One post from Scott Hanselman ( @shanselman ) regarding venomous creatures attracted my attention.
This might look as scary spider, however from my experience here in Australia the most scary spiders are not the big ones but the small ones.
Just to give you an idea, have a look at the sequence of photos below. All these photos are from residential areas, I am not talking about going out the city and to the forest etc.
The Australian RedBack Spider
It was a beautiful Saturday afternoon and we were preparing for a great Aussie tradition: BBQ. When my 3 year old daughter pointed me a 'spydie'. We could not see it at first, but after a closer look we did...it was an Australian Red Back spider.
After a bit more of searching, we found another one, this time inside the kids plastic swimming pool. See how small they are:
Let me tell you that we do not live in the outback. We live in a typical Australian family suburb. So for you who don't know it, yeah...they can show up pretty much anywhere. Of course, they favour quieter places.

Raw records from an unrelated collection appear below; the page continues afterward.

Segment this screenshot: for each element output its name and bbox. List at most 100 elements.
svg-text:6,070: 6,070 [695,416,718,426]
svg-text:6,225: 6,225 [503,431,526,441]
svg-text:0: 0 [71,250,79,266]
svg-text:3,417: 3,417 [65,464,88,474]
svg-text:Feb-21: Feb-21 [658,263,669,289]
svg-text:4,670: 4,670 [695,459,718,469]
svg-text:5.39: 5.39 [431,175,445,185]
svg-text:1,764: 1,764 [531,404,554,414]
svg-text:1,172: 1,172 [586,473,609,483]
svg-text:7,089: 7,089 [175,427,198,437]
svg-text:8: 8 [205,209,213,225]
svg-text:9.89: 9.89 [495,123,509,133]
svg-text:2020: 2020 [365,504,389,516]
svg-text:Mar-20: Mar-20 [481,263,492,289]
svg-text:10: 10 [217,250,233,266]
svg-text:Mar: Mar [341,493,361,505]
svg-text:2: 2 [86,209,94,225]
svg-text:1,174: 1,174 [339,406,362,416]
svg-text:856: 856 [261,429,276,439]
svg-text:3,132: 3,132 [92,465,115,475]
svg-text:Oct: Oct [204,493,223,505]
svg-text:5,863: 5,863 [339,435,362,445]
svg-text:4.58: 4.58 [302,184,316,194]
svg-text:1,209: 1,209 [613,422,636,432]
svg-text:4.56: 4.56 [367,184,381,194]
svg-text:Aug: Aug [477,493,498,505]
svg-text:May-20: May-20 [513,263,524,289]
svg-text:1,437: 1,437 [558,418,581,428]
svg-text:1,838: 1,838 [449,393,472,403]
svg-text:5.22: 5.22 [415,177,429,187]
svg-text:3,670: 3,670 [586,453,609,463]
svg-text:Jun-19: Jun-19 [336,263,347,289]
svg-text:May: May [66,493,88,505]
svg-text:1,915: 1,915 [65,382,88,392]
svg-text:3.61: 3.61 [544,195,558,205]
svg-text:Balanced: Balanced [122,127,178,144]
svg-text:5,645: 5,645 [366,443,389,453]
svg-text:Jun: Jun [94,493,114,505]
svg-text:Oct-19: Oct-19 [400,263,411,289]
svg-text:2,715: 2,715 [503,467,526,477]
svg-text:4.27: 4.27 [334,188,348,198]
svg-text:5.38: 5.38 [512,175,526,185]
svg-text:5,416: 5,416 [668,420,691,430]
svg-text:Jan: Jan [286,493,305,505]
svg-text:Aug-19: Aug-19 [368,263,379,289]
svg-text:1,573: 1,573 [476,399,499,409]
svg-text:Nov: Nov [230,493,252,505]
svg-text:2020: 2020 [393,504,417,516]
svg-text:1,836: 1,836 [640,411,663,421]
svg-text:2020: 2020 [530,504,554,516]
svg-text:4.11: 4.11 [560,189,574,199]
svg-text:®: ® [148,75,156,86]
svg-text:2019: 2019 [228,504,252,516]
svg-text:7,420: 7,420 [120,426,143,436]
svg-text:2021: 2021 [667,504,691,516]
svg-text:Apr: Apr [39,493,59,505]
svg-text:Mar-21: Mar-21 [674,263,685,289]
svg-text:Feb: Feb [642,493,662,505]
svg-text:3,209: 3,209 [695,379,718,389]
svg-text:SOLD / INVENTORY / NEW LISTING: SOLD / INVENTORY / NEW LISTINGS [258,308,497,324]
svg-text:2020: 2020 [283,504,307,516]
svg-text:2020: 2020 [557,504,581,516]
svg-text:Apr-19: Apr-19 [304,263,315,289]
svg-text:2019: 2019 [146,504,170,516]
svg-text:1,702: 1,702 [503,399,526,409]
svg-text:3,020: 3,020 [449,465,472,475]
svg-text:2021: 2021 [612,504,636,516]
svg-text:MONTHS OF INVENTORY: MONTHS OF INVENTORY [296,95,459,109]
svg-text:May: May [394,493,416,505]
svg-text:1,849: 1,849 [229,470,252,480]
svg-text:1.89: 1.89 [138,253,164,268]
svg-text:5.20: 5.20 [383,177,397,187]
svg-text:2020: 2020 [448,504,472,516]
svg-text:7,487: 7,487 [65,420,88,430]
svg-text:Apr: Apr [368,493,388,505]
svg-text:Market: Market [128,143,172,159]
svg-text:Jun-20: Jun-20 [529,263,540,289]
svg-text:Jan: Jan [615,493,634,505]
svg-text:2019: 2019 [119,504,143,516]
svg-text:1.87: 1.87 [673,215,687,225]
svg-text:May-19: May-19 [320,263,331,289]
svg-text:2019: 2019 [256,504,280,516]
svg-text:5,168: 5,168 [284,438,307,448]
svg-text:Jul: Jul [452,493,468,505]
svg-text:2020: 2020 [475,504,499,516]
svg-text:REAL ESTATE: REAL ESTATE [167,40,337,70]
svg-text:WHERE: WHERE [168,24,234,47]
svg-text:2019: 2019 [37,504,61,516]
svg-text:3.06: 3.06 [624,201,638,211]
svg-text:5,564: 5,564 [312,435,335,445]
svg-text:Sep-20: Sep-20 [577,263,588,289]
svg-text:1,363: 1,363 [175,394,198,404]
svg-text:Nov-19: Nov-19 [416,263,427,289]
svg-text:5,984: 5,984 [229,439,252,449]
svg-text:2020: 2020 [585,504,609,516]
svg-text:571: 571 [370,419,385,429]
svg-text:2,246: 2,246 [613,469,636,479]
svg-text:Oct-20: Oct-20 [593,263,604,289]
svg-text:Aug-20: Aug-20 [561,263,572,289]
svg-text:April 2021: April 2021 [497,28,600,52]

Two important points to make from this experience:
- Despite being a small thing, that IS a dangerous spider. One of the most dangerous Down Under. If this spider bites you, you will be in a world of pain for more than 24 hours, but you won't die because antivenom for them are readily available.
- Since young age, Australian kids seems to be able to identify danger because of experiences like that. We do not kill these animals, the most we can do is let them pass or move them do a more distant place. After all they did not invade our homes, we did invade theirs.
The Brown Huntsman Spider
Another encounter was the day I was going to make myself a nice cup of coffee. I reached to the mug and I noticed a shadow going behind it. And there it was, an Australian Brown Huntsman spider. You can see its size compared to this 10cm tall coffee mug. It is a bigger spider, however it IS NOT a dangerous spider. As a matter of fact, this little creature helps your home to be clean of cockroaches, silverfish and small insects.
What I did:
- I called the kids. Gave her a name "mr. Huntsman" and explained to them the whole thing.
- after that, we moved the spider away and said we all said:"good bye mr. Huntsman"…you know, to make the whole experience more friendly to them instead of “OMG…a freaking deadly spider!!!” :-)
Great experience for everyone involved: me, wife, kids… ( well, not so much for wifey ) and to make them understand these animals are our friends.
Australian Sea Snake
All the animal lovers around here, please excuse me but I had to capture this beautiful and exotic thing for a few minutes. So I run with the sand bucket and caught it to explain the kids what it was. It was great, I did not know what it was as well so I did some online search and we literally had a classroom in the wild with a whole bunch of highly excited kids making all kinds of questions: it is a boy or a girl? can she see? where she lives? can she hear us? Hellooo missy!!
This is a highly venomous snake, and can only live in the water. She is very shy so she will flee away at the closest encounter, only when she cannot swim away and there is no other alternative she will bite. And she bites, it is very unlikely the venom will be transferred. Despite that one thing I learned is that sea snakes must be handled with extreme caution. It was great, again for us adults and kids.
The Golden Orb Spider
This spider was one of the most scariest things I’ve seen here in Oz. It can grow very big and some of them can reportedly eat birds. However, it all comes down to education and exposure. I’ve seen so many of those here during summer that I don't worry about them anymore, yet I must say it is funny to see hordes of tourists taking photos of them as very exotic things.
Australian Brown Snake
This "cute" 1.8 meters Australian Brown Snake showed up in the beach of Surfers Paradise. She is the second most venomous land snake in the world.
She is extremely aggressive and can pursue humans in a run. So if you see one of those, run! Of course on this day, she immediately became news and people all over the place came to see, instead of running away.
Australian Python Snake
This little girl showed up the other day during a warm summer day. She is very common python, around 2 meters long, called Coastal Carpet. Main thing is its bite is not venomous, however because of it's large fangs it will make a big laceration. The most common victims of the Coastal Carpet are possums, frogs, dogs, cats etc. This snake lives in suburban backyards, which is the thing that scares most people.